Dil ve Konuşma Bozuklukları Uzmanı Prof. Dr. Ahmet Konrot, bebeklerin bu evrede ‘dudak okuma’ stratejisinden de etkin bir biçimde yararlandıklarını söylüyor. Prof. Konrot, bu durumu Florida Atlantik Üniversitesi Çocuk Gelişimi Laboratuvarı’nda yapılan çok yeni bir araştırmayla açıklıyor:
"Prof. Lewkowicks'in araştırmasına göre bebekler 4'üncü aydan itibaren konuşmacının gözlerine odaklanıyor, 6'ncı aydan itibaren ise dudaklara da odaklanmaya başlıyor. Bu durum, özellikle 8'inci ayda daha da belirginleşiyor. 12'nci aydan itibaren ise ilgi odağı konuşmacının ağız bölgesinden tekrar göz bölgesine kayıyor. Görüyoruz ki sözel dil edinimi evresinde görme duyumu da etkin ve seçici bir biçimde devreye giriyor."
Anadille yabancı dil arasında odaklanma farkı
"Bebekler 12'nci aydan sonra, yani öğrenmekte oldukları dilin sesbilgisel sistemini çözmeye başladıklarında, yeniden işitsel uyaranlarla yetinmeye devam ediyorlar. Dil edinme sürecindeki bebeğin, 'aşina olduğu dili' kullanan konuşmacıya olan görsel odaklanma tepkisi ile 'yabancı bir dil' konuşan kişiye olan tepkisi de aynı olmuyor. Bebekler 'yabancı bir dil' konuşan konuşmacının ağız bölgesine odaklanmayı 12 aylıkken de sürdürüyor."

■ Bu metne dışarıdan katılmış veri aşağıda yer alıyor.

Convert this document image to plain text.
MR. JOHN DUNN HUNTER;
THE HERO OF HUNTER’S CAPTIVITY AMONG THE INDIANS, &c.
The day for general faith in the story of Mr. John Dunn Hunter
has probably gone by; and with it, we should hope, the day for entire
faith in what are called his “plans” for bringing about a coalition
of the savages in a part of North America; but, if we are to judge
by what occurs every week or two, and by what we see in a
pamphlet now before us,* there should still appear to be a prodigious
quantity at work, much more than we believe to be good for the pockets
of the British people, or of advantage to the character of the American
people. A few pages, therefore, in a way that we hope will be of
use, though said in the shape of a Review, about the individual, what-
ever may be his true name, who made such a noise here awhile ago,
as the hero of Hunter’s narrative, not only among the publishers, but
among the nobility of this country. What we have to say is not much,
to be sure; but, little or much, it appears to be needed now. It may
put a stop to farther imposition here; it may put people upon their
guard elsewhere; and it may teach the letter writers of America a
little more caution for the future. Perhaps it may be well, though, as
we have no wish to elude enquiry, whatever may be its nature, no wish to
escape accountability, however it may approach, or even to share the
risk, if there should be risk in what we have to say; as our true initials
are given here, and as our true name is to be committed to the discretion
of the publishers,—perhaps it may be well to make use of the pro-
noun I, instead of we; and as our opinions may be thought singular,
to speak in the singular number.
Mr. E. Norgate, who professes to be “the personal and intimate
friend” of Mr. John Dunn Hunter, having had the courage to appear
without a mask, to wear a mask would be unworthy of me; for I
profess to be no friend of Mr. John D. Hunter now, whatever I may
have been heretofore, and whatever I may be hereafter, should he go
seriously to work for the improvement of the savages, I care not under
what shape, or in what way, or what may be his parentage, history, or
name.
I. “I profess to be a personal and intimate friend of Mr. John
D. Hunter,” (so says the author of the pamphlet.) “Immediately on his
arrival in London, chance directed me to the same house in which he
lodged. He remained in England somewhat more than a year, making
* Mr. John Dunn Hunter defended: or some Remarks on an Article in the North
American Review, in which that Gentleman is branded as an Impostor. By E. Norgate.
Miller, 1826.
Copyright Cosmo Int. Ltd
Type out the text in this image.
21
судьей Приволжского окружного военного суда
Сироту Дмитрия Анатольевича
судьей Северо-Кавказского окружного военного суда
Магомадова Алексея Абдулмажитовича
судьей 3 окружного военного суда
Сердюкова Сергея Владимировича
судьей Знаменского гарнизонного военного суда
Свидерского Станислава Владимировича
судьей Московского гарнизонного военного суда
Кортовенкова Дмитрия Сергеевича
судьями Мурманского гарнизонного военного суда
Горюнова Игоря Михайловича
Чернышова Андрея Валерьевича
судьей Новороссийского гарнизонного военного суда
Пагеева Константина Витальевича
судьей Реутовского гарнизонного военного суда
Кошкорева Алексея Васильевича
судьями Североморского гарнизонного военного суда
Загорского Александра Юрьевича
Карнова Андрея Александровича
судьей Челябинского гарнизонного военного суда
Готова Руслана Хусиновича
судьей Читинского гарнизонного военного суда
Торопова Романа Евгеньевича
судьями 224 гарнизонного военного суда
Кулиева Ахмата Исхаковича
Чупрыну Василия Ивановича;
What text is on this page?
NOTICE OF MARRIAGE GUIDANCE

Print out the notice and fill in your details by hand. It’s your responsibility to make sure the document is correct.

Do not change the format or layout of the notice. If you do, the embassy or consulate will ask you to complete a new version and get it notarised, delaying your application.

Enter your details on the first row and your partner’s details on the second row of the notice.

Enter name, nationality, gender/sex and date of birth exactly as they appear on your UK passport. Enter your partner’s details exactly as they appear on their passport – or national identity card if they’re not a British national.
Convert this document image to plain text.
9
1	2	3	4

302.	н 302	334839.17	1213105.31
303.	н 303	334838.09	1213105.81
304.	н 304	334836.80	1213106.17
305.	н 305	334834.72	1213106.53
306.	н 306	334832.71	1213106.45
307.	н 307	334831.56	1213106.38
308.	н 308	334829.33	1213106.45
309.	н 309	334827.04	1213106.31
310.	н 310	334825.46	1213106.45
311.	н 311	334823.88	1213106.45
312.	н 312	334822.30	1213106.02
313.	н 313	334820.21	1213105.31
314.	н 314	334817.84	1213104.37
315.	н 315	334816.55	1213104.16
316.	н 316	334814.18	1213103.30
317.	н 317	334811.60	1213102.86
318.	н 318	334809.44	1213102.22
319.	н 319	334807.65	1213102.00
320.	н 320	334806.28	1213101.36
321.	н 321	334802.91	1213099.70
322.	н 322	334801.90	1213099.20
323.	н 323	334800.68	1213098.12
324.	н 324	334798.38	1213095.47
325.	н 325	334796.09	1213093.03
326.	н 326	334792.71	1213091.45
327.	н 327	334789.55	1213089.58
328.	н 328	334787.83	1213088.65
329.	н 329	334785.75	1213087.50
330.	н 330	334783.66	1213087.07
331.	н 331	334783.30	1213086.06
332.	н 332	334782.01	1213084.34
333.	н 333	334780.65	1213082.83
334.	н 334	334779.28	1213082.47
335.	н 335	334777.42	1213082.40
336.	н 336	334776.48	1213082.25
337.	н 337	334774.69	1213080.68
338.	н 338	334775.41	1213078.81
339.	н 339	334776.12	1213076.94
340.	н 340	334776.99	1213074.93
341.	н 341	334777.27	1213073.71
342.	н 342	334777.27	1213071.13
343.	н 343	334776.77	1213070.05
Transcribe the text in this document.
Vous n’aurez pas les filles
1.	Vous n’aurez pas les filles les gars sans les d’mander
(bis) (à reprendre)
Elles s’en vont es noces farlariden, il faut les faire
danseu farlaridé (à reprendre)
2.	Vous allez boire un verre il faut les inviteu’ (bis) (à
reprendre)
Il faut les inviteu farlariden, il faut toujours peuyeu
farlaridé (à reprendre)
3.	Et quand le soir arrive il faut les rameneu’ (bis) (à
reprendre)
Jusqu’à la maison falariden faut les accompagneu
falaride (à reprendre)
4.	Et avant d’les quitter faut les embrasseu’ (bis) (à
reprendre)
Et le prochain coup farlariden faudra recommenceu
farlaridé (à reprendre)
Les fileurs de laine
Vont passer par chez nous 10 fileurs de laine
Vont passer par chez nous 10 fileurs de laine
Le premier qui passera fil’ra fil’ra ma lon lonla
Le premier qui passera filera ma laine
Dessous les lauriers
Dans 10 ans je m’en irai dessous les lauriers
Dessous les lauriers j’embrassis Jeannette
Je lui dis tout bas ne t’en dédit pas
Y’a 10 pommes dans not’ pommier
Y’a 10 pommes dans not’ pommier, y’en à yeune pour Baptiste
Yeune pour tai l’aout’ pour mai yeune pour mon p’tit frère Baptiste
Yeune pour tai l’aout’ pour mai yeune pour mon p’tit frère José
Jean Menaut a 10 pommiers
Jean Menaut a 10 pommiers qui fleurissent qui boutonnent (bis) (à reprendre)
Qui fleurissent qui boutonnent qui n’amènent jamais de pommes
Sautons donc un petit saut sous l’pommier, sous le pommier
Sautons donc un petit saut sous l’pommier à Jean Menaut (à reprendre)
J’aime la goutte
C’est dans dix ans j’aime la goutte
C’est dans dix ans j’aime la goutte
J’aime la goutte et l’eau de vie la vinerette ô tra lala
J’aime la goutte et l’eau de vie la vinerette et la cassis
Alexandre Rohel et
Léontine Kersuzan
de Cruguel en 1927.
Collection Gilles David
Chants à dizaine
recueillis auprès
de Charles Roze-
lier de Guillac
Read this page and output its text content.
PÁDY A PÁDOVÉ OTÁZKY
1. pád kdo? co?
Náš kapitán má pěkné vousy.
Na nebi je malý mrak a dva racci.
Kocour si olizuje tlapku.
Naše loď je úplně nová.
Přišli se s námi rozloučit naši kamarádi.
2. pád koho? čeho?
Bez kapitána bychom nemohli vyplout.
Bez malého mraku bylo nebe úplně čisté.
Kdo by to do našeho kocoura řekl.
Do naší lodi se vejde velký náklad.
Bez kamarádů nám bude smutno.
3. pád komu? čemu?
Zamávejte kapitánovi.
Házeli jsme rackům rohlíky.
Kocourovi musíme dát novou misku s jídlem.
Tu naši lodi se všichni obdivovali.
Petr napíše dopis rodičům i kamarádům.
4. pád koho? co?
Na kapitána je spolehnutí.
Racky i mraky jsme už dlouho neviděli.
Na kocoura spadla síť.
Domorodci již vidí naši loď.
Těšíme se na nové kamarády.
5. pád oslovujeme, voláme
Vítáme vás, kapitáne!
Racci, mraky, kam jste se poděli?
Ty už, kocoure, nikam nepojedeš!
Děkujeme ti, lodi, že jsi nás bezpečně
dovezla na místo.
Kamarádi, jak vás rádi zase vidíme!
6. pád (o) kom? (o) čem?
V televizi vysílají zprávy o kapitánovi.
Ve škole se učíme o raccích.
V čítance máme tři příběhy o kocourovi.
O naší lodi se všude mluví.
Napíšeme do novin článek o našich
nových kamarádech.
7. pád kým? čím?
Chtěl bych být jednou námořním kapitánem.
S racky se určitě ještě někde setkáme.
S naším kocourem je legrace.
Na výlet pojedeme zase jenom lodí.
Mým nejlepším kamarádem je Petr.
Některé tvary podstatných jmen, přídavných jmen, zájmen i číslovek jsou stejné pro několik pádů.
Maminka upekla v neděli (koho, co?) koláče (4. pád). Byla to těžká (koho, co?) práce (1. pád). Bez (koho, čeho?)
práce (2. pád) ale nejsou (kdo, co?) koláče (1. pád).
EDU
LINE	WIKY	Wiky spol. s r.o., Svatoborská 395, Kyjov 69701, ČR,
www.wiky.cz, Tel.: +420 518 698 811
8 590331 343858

Bu durumu, bebeklerde gelişen dil bilinci olarak açıklayan Prof. Dr. Konrot, iletişimde görsel ipuçlarının ne denli önemli olduğunun altını çiziyor. Bak-Gör-Duy dudak okuma programının yaratıcısı Prof. Konrot, şöyle diyor:
"Konuşma eyleminin sonunda sadece ses değil, görüntü de üretilir. Yani, konuşmada kullanılan seslerin üretimi sırasındaki hareketlerin bir kısmı, özellikle ağız bölgesindeki devinimler, gözle izlenebilir özelliğe sahiptir. Bebekler üzerinde yapılan bu araştırma bize çok erken dönemlerden başlayarak, karşılıklı konuşmada görsel ipuçlarının kritik bir rolü olduğunu gösteriyor."